I am also really proud of working with clients that we have gotten involved, such as Duedil, GoCardless, Kano or StackExchange. We learn a lot from them every day and it makes us a part of a bigger entrepreneurial community of great people doing great stuff. We are all on the same path really and it's fantastic to have our successful clients on that journey with us.
Women in Business
What do you think needs to change to encourage more women to start businesses?
There are already a lot of amazing women in business when you start digging. They aren't always as loud or as easy to find as a certain kind of ballsy male founders but there are more successful female entrepreneurs than ever out there right now.
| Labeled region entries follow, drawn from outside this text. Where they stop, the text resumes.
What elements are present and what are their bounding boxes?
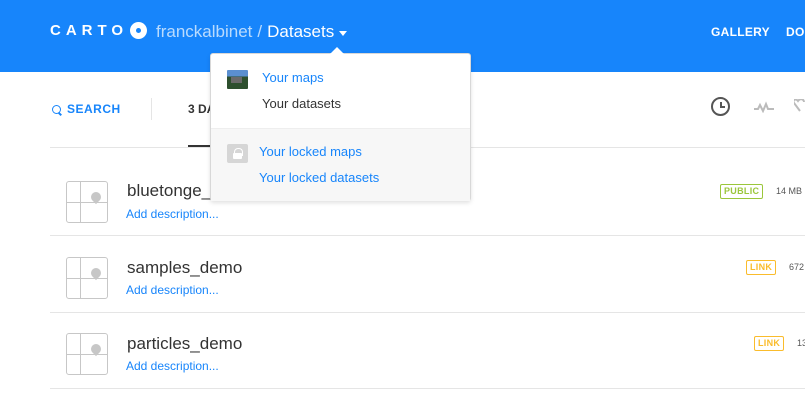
list-item[interactable]: particles_demo Add description... LINK 1… — [50, 313, 805, 389]
map-thumbnail-icon — [227, 70, 248, 89]
dropdown-section-locked — [211, 128, 470, 201]
pulse-icon[interactable] — [754, 101, 774, 113]
logo-circle-icon — [130, 22, 148, 39]
menu-item-locked-datasets[interactable]: Your locked datasets — [259, 170, 379, 185]
map-placeholder-icon — [66, 333, 108, 375]
add-description-link[interactable]: Add description... — [126, 359, 219, 373]
search-icon — [52, 104, 61, 114]
dataset-name[interactable]: bluetonge_ — [127, 181, 211, 201]
search-button[interactable]: SEARCH — [52, 102, 121, 116]
add-description-link[interactable]: Add description... — [126, 207, 219, 221]
search-label: SEARCH — [67, 102, 121, 116]
breadcrumb-user[interactable]: franckalbinet — [156, 22, 252, 42]
dataset-name[interactable]: samples_demo — [127, 258, 242, 278]
logo-text: CARTO — [50, 22, 129, 39]
menu-item-your-datasets[interactable]: Your datasets — [262, 96, 341, 111]
privacy-badge[interactable]: LINK — [754, 336, 785, 351]
breadcrumb: franckalbinet / Datasets — [156, 22, 348, 42]
nav-docs-link[interactable]: DO — [786, 25, 805, 39]
dataset-size: 14 MB — [776, 186, 803, 196]
carto-logo[interactable]: CARTO — [50, 22, 148, 39]
dataset-name[interactable]: particles_demo — [127, 334, 242, 354]
list-item[interactable]: samples_demo Add description... LINK 672 — [50, 237, 805, 313]
map-placeholder-icon — [66, 181, 108, 223]
dataset-size: 13 — [797, 338, 805, 348]
dropdown-arrow — [330, 47, 344, 54]
dropdown-section-unlocked — [211, 54, 470, 128]
breadcrumb-current-datasets[interactable]: Datasets — [267, 22, 334, 42]
privacy-badge[interactable]: LINK — [746, 260, 777, 275]
caret-down-icon[interactable] — [339, 30, 348, 36]
lock-icon — [227, 144, 248, 163]
dataset-size: 672 — [789, 262, 805, 272]
datasets-dropdown-menu: Your maps Your datasets Your locked maps… — [210, 47, 471, 201]
privacy-badge[interactable]: PUBLIC — [720, 184, 764, 199]
breadcrumb-separator: / — [257, 22, 263, 41]
heart-icon[interactable] — [794, 99, 805, 115]
clock-icon[interactable] — [711, 97, 730, 116]
add-description-link[interactable]: Add description... — [126, 283, 219, 297]
filter-divider — [151, 98, 152, 120]
map-placeholder-icon — [66, 257, 108, 299]
menu-item-locked-maps[interactable]: Your locked maps — [259, 144, 362, 159]
nav-gallery-link[interactable]: GALLERY — [711, 25, 770, 39]
menu-item-your-maps[interactable]: Your maps — [262, 70, 324, 85]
I think the more we can celebrate that and create networks of support, the easier it will become. We definitely need more of us to step up and actually talk about the joys and advantages of being an entrepreneur. I think this is the best career path to follow, even given all the risks and moments of uncertainty where shit hits the fan. All in all I wouldn’t want to be in any other position professionally, there is no question about it. No other career could give me this amount of personal growth, or set me on a straighter path towards fulfillment. The biggest difficulty at the moment, particularly for young women, is, I feel, to consciously give themselves permission to follow their own way. Looking at fellow female entrepreneurs - and aspiring entrepreneurs - I know I discover we tend to be naturally hard working, humble, socially intelligent and pragmatic enough to keep getting things that matter done. I think it is often down to confidence, and sense of entitlement to the kind of lifestyle and career you want to create for yourself, more than to anything else.
Time to step up, ladies, and embrace all shades of entrepreneurial awesomeness within you. Do it.
Tools & Books
What books do you recommend?
What tools would you recommend?
Final thoughts, what excites you most about the future?
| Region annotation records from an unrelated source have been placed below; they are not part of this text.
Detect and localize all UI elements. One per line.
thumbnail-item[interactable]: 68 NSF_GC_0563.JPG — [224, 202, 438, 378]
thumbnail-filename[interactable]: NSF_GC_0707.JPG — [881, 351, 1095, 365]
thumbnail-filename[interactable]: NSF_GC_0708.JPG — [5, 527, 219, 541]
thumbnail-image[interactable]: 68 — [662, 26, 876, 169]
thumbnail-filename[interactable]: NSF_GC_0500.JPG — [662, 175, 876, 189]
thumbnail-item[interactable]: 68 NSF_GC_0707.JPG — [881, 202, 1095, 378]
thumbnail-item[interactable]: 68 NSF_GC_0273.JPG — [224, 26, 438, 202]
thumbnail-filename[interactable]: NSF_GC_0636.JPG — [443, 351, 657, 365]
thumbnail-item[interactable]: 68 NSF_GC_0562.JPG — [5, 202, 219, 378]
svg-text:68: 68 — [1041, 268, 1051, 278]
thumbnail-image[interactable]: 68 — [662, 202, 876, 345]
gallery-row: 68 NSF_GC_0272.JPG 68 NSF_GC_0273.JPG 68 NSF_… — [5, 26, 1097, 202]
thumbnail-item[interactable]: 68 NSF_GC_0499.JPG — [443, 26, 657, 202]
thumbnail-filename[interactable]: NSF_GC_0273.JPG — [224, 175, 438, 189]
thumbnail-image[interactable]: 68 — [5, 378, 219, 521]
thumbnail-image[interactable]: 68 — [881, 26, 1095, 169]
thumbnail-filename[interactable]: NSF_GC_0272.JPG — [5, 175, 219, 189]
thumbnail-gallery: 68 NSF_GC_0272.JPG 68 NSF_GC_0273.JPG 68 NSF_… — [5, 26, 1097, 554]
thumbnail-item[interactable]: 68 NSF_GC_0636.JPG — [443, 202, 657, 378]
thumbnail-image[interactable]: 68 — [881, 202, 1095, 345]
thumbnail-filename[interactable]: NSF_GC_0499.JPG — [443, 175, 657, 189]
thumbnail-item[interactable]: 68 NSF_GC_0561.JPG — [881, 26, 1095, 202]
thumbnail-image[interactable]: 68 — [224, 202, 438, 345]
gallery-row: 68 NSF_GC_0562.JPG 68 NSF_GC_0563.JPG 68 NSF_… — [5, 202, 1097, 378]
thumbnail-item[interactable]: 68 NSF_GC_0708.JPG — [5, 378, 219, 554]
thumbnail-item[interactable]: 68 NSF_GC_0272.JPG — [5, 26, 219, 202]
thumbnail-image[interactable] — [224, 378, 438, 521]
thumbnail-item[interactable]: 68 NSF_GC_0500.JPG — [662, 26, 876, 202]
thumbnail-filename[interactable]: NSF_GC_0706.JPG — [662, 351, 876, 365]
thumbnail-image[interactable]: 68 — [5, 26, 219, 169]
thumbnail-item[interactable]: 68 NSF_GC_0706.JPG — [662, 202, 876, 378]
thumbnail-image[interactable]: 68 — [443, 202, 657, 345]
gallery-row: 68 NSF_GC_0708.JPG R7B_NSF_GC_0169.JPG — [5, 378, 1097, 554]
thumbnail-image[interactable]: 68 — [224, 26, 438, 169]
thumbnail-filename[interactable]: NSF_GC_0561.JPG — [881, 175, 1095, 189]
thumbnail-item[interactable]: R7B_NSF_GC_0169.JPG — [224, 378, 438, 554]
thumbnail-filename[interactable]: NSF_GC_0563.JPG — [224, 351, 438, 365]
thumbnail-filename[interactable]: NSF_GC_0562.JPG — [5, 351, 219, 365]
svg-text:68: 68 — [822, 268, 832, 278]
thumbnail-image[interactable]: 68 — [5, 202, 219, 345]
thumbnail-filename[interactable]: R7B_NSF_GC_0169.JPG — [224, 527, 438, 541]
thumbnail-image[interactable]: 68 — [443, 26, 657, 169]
Personal Fulfilment. I have tons of creativity, curiosity, passion for life and I love learning. I live in the moment where I feel fulfilled, and alive, where I can support those things in my life that are already working superbly well, or get out of my comfort zone and explore the truly scary shit (until it becomes less scary). In the name of "taking your edge to the edge" I tend to focus on good things and expand on them. I think that my future holds more and more conscious alignment with my ultimate vision. I think that your life and career - ultimately just a small part of it - are a constant journey and I see my journey becoming more and more clear, eventful, but at the same time cohesive. Particularly for really ambitious people who are good at many things it tends to a little bit chaotic in the beginning but then things really fall into place. If you are a budding entrepreneur, don't be afraid of exploration and a bit of a creative chaos, out of which that which is truly you is bound to finally emerge. As long as you then hold yourself accountable and are pragmatic enough to continuously make things happen, you will succeed. It's great to look back, and be able to say “I know so much better now what I am really about and what I've got to give to the world". I wish it to all of you.